Department of Health Statistics, School of Public Health, Shandong Second Medical University, Weifang, Shandong 261053, China.
Department of Mathematical Statistics, School of Public Health, Shandong Second Medical University, Weifang, Shandong 261053, China.
J Stroke Cerebrovasc Dis. 2024 Dec;33(12):108076. doi: 10.1016/j.jstrokecerebrovasdis.2024.108076. Epub 2024 Oct 10.

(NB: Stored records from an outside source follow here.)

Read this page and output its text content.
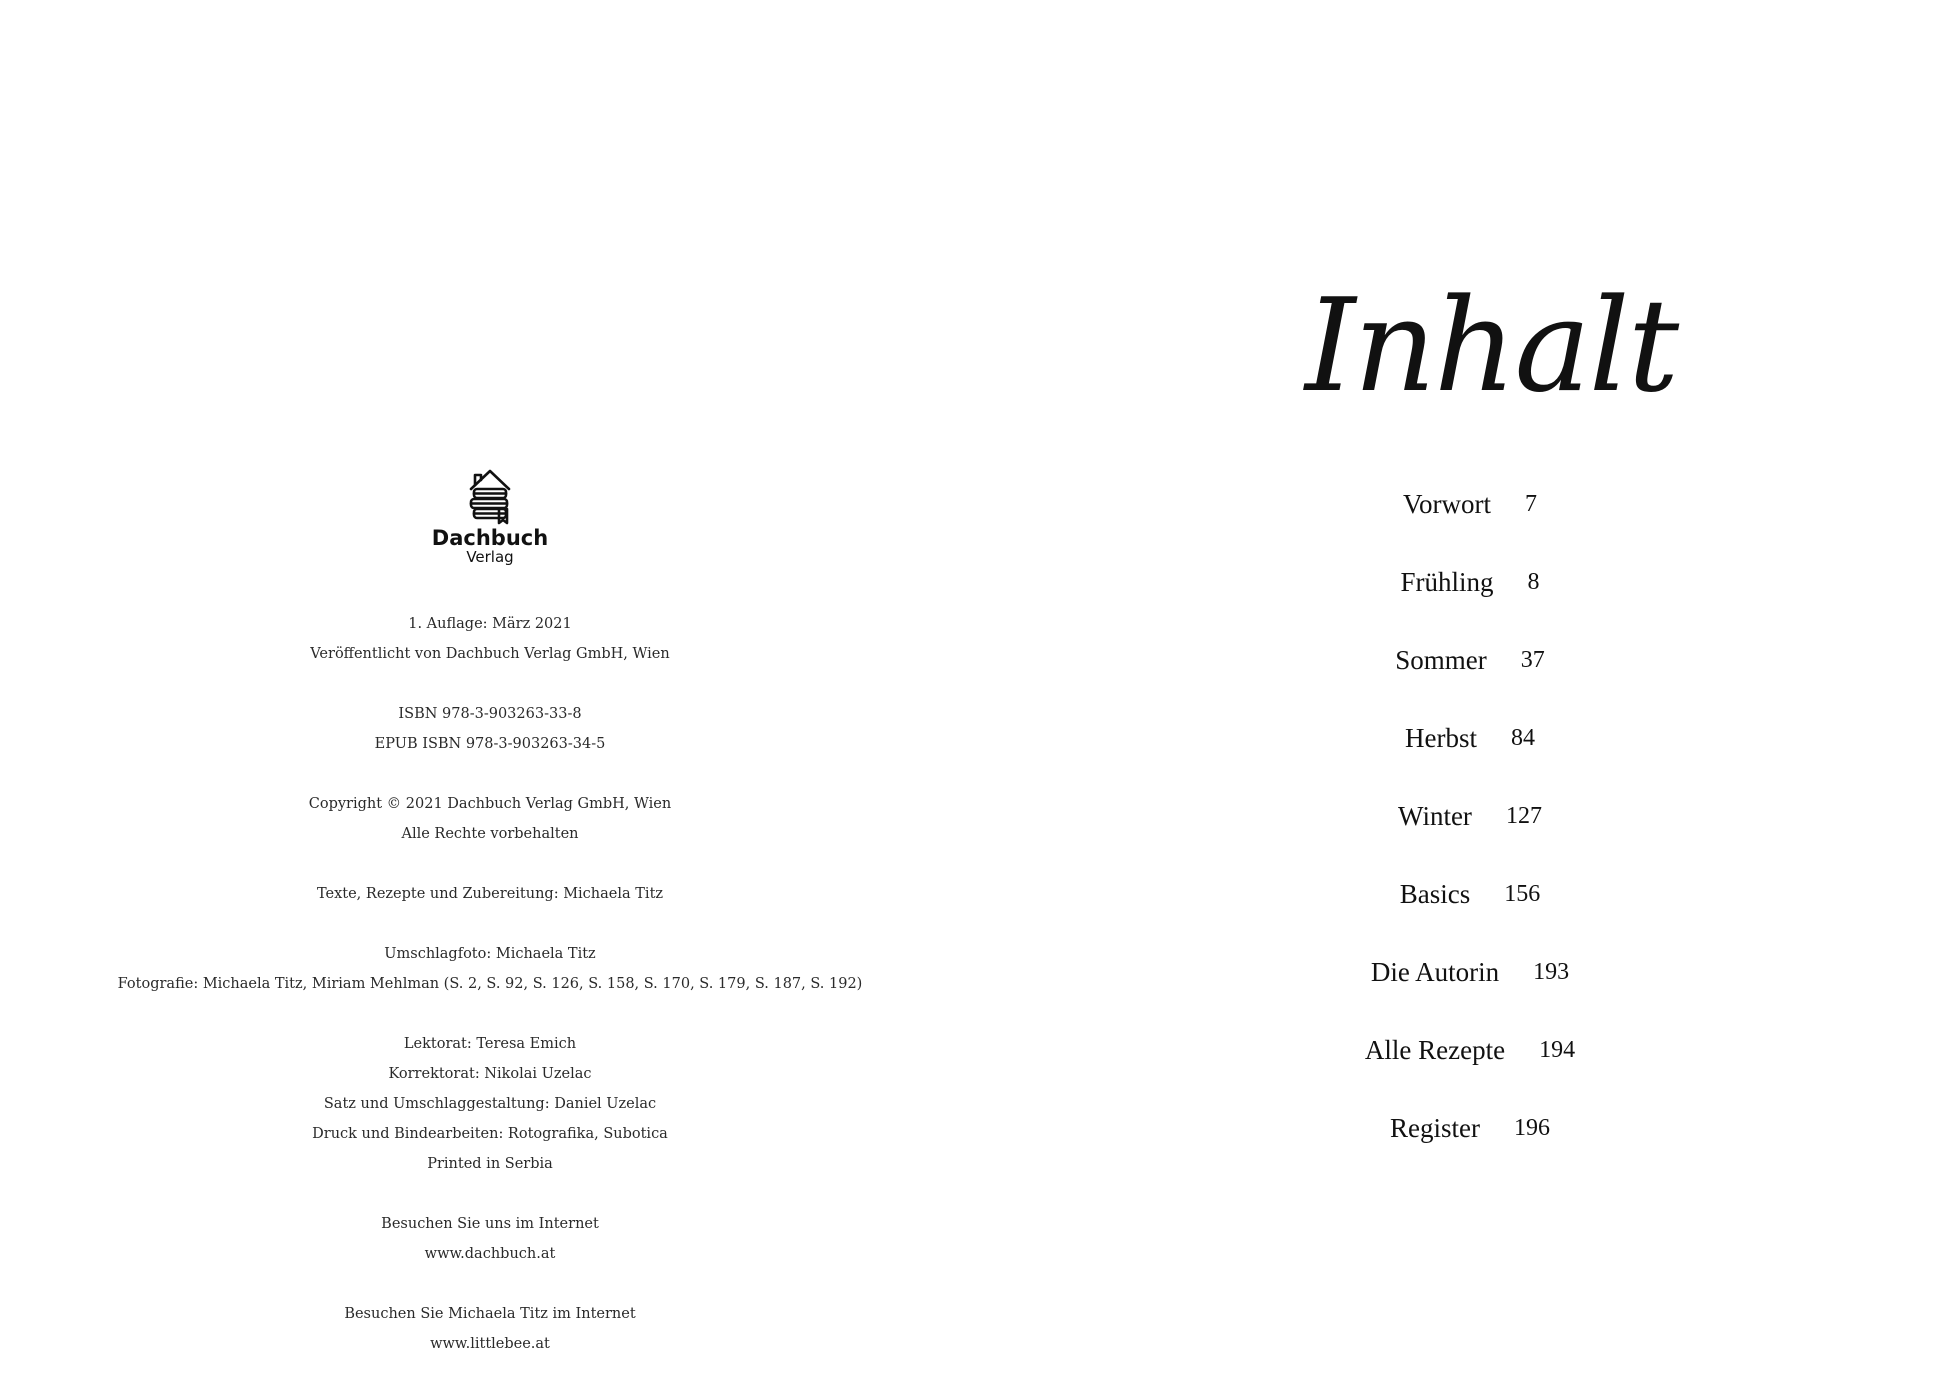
Dachbuch
Verlag
1. Auflage: März 2021
Veröffentlicht von Dachbuch Verlag GmbH, Wien
ISBN 978-3-903263-33-8
EPUB ISBN 978-3-903263-34-5
Copyright © 2021 Dachbuch Verlag GmbH, Wien
Alle Rechte vorbehalten
Texte, Rezepte und Zubereitung: Michaela Titz
Umschlagfoto: Michaela Titz
Fotografie: Michaela Titz, Miriam Mehlman (S. 2, S. 92, S. 126, S. 158, S. 170, S. 179, S. 187, S. 192)
Lektorat: Teresa Emich
Korrektorat: Nikolai Uzelac
Satz und Umschlaggestaltung: Daniel Uzelac
Druck und Bindearbeiten: Rotografika, Subotica
Printed in Serbia
Besuchen Sie uns im Internet
www.dachbuch.at
Besuchen Sie Michaela Titz im Internet
www.littlebee.at
Inhalt
Vorwort 7
Frühling 8
Sommer 37
Herbst 84
Winter 127
Basics 156
Die Autorin 193
Alle Rezepte 194
Register 196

The systemic immune-inflammation index (SII), neutrophil-to-lymphocyte ratio (NLR), platelet-to-lymphocyte ratio (PLR), and lymphocyte-to-monocyte ratio (LMR) are novel inflammatory biomarkers used to determine various disease prognoses. However, the effects of these systemic inflammatory markers on all-cause mortality in patients with stroke remain unclear.
We used data from the UK Biobank for this prospective analysis. Overall, 6,020 eligible individuals were included. Over a median follow-up of 13.4 years, 1,233 participants died. We examined the effects of systemic inflammatory markers on all-cause mortality using random survival forest (RSF) and Cox proportional hazards models. Covariate adjustments in the Cox model, selected by RSF, included age, sex, body mass index (BMI), Townsend deprivation index, smoking status, alcohol intake frequency, sleep duration, diabetes, and malignant neoplasms.
In the marginal effect plots and restricted cubic spline analysis for systemic inflammatory markers, LMR exhibited a linear negative correlation, NLR showed a linear positive correlation, and SII and PLR demonstrated a U-shaped association. After covariates were adjusted, the all-cause mortality risk increased by 14 % for LMR <4 (hazards ratio [HR]: 1.14, 95 % confidence interval [CI]: 1.01-1.29; p= 0.03), by 26 % for NLR ≥2 (HR: 1.26; 95 % CI: 1.11-1.43; p < 0.001),by 26 % for PLR ≥175 (HR: 1.26; 95 % CI: 1.07-1.47; p < 0.001), and by 31 % for SII ≥526 (HR: 1.31; 95 % CI, 1.16-1.47; p= 0.014). In addition, sensitivity analyses, excluding participants who had been followed-up for <2 years and those with malignant neoplasms, yielded results consistent with those of previous research.
SII, NLR, PLR, and LMR significantly correlate with all-cause mortality in stroke patients. Thresholds established by the RSF model could potentially refine prognostic decision-making in stroke care.
系统性免疫炎症指数(SII)、中性粒细胞与淋巴细胞比值(NLR)、血小板与淋巴细胞比值(PLR)和淋巴细胞与单核细胞比值(LMR)是用于确定各种疾病预后的新型炎症生物标志物。然而,这些系统性炎症标志物对中风患者全因死亡率的影响尚不清楚。
我们使用了英国生物库的数据进行这项前瞻性分析。总共纳入了 6020 名符合条件的个体。在中位随访 13.4 年期间,有 1233 名参与者死亡。我们使用随机生存森林(RSF)和 Cox 比例风险模型来检查系统性炎症标志物对全因死亡率的影响。Cox 模型中的协变量调整由 RSF 选择,包括年龄、性别、体重指数(BMI)、汤森剥夺指数、吸烟状况、饮酒频率、睡眠时间、糖尿病和恶性肿瘤。
在系统性炎症标志物的边缘效应图和限制三次样条分析中,LMR 呈线性负相关,NLR 呈线性正相关,SII 和 PLR 呈 U 型关联。调整协变量后,LMR<4 的全因死亡风险增加 14%(风险比[HR]:1.14,95%置信区间[CI]:1.01-1.29;p=0.03),NLR≥2 的全因死亡风险增加 26%(HR:1.26;95%CI:1.11-1.43;p<0.001),PLR≥175 的全因死亡风险增加 26%(HR:1.26;95%CI:1.07-1.47;p<0.001),SII≥526 的全因死亡风险增加 31%(HR:1.31;95%CI:1.16-1.47;p=0.014)。此外,排除随访时间<2 年和患有恶性肿瘤的参与者的敏感性分析结果与之前的研究一致。
SII、NLR、PLR 和 LMR 与中风患者的全因死亡率显著相关。RSF 模型确定的阈值可能有助于改善中风患者的预后决策。